IonQ stated in December that it will use barium ions as qubits in its systems, with an assumption that this would deliver tons of benefits on its system design. Today’s milestone reinforces IonQ’s belief that using barium will result in better state identification and fewer errors, and further validates IonQ’s extension of their qubit arsenal to include barium.

The results have shown a 13x decrease of errors encountered, a significant improvement in the SPAM errors, wOn a per-qubit basis, IonQ has reduced these errors from 50 errors per 10,000 computations down to only 4 per 10,000 computations. In other words, IonQ’s barium qubits have brought the company from a 99.5% state detection fidelity up to an industry-leading 99.96%.

Quantum computing’s continuous adoption in fields ranging from banking to chemistry depends on the accuracy of its computing outputs. Imperfect state preparation at the start of an algorithm, imperfect quantum logic gates when running said algorithm, and imperfect measurement when reading the results are all examples of quantum computer defects. All three sources of error must be minimized for quantum computers to scale while preserving accuracy. With each qubit added, state detection mistakes increase, implying that as systems scale, effective state detection becomes more important. Even assuming perfect quantum logic gates, an average SPAM fidelity of 99 percent would limit a system’s #AQ to around 100; with a SPAM fidelity of 99.96 percent, a system’s #AQ would be limited to around 2000 qubits.

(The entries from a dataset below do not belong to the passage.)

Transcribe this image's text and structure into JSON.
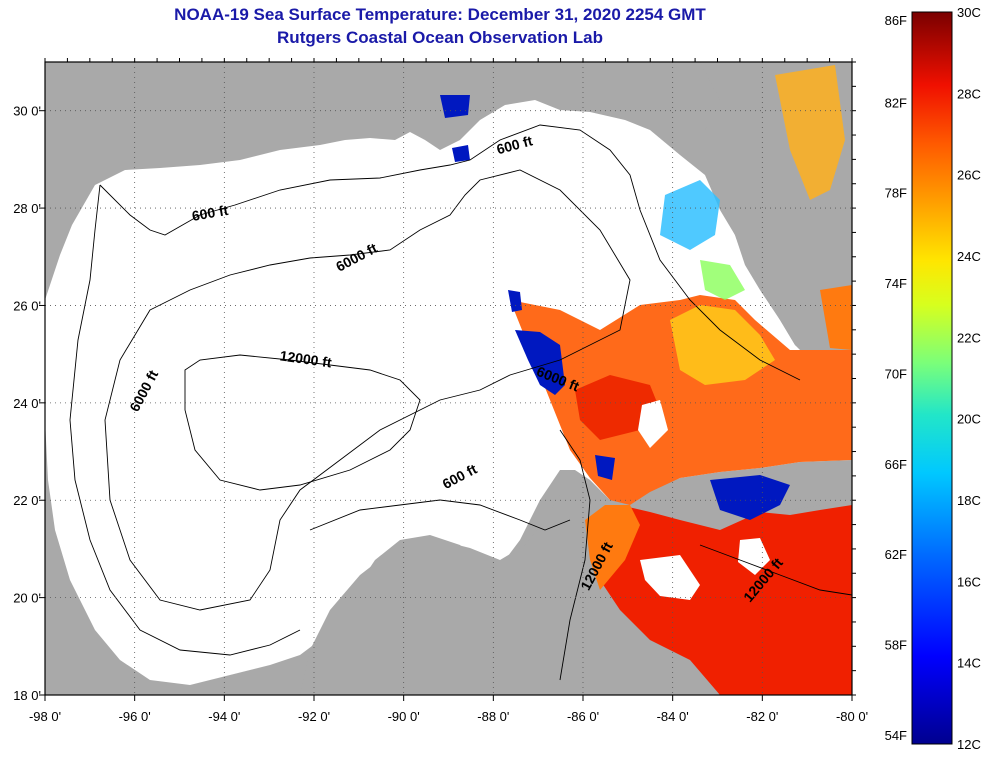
{
  "title": {
    "line1": "NOAA-19 Sea Surface Temperature:  December 31, 2020 2254 GMT",
    "line2": "Rutgers Coastal Ocean Observation Lab"
  },
  "map": {
    "lon_range": [
      -98,
      -80
    ],
    "lat_range": [
      18,
      31
    ],
    "x_ticks": [
      {
        "lon": -98,
        "label": "-98 0'"
      },
      {
        "lon": -96,
        "label": "-96 0'"
      },
      {
        "lon": -94,
        "label": "-94 0'"
      },
      {
        "lon": -92,
        "label": "-92 0'"
      },
      {
        "lon": -90,
        "label": "-90 0'"
      },
      {
        "lon": -88,
        "label": "-88 0'"
      },
      {
        "lon": -86,
        "label": "-86 0'"
      },
      {
        "lon": -84,
        "label": "-84 0'"
      },
      {
        "lon": -82,
        "label": "-82 0'"
      },
      {
        "lon": -80,
        "label": "-80 0'"
      }
    ],
    "y_ticks": [
      {
        "lat": 30,
        "label": "30 0'"
      },
      {
        "lat": 28,
        "label": "28 0'"
      },
      {
        "lat": 26,
        "label": "26 0'"
      },
      {
        "lat": 24,
        "label": "24 0'"
      },
      {
        "lat": 22,
        "label": "22 0'"
      },
      {
        "lat": 20,
        "label": "20 0'"
      },
      {
        "lat": 18,
        "label": "18 0'"
      }
    ],
    "contour_labels": [
      {
        "text": "600 ft",
        "lon": -87.5,
        "lat": 29.2,
        "angle": -15
      },
      {
        "text": "600 ft",
        "lon": -94.3,
        "lat": 27.8,
        "angle": -10
      },
      {
        "text": "6000 ft",
        "lon": -91.0,
        "lat": 26.9,
        "angle": -28
      },
      {
        "text": "12000 ft",
        "lon": -92.2,
        "lat": 24.8,
        "angle": 8
      },
      {
        "text": "6000 ft",
        "lon": -95.7,
        "lat": 24.2,
        "angle": -62
      },
      {
        "text": "6000 ft",
        "lon": -86.6,
        "lat": 24.4,
        "angle": 22
      },
      {
        "text": "600 ft",
        "lon": -88.7,
        "lat": 22.4,
        "angle": -28
      },
      {
        "text": "12000 ft",
        "lon": -85.6,
        "lat": 20.6,
        "angle": -62
      },
      {
        "text": "12000 ft",
        "lon": -81.9,
        "lat": 20.3,
        "angle": -50
      }
    ],
    "colors": {
      "land": "#a9a9a9",
      "ocean": "#ffffff",
      "cloud_gap": "#ffffff"
    }
  },
  "colorbar": {
    "range_c": [
      12,
      30
    ],
    "f_labels": [
      "86F",
      "82F",
      "78F",
      "74F",
      "70F",
      "66F",
      "62F",
      "58F",
      "54F"
    ],
    "c_labels": [
      "30C",
      "28C",
      "26C",
      "24C",
      "22C",
      "20C",
      "18C",
      "16C",
      "14C",
      "12C"
    ]
  }
}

We have already proven that trapped ions yield more algorithmic qubits than any other quantum computer architecture. Today’s announcement demonstrates that our new barium qubits are already paving the way for increased fidelity, adding state detection error reduction as another area where IonQ is clearly leading the field.

Professor Jungsang Kim, co-founder and Chief Technology Officer of IonQ.

IonQ extends its technical lead as the commercial quantum computing supplier with the highest state detection fidelity. The algorithmic qubit capacity of IonQ’s forthcoming barium systems is predicted to enhance as a result of this high-fidelity state detection. The team has a firm belief in the barium initiative as it is foreseen to further increase their advantage in future systems.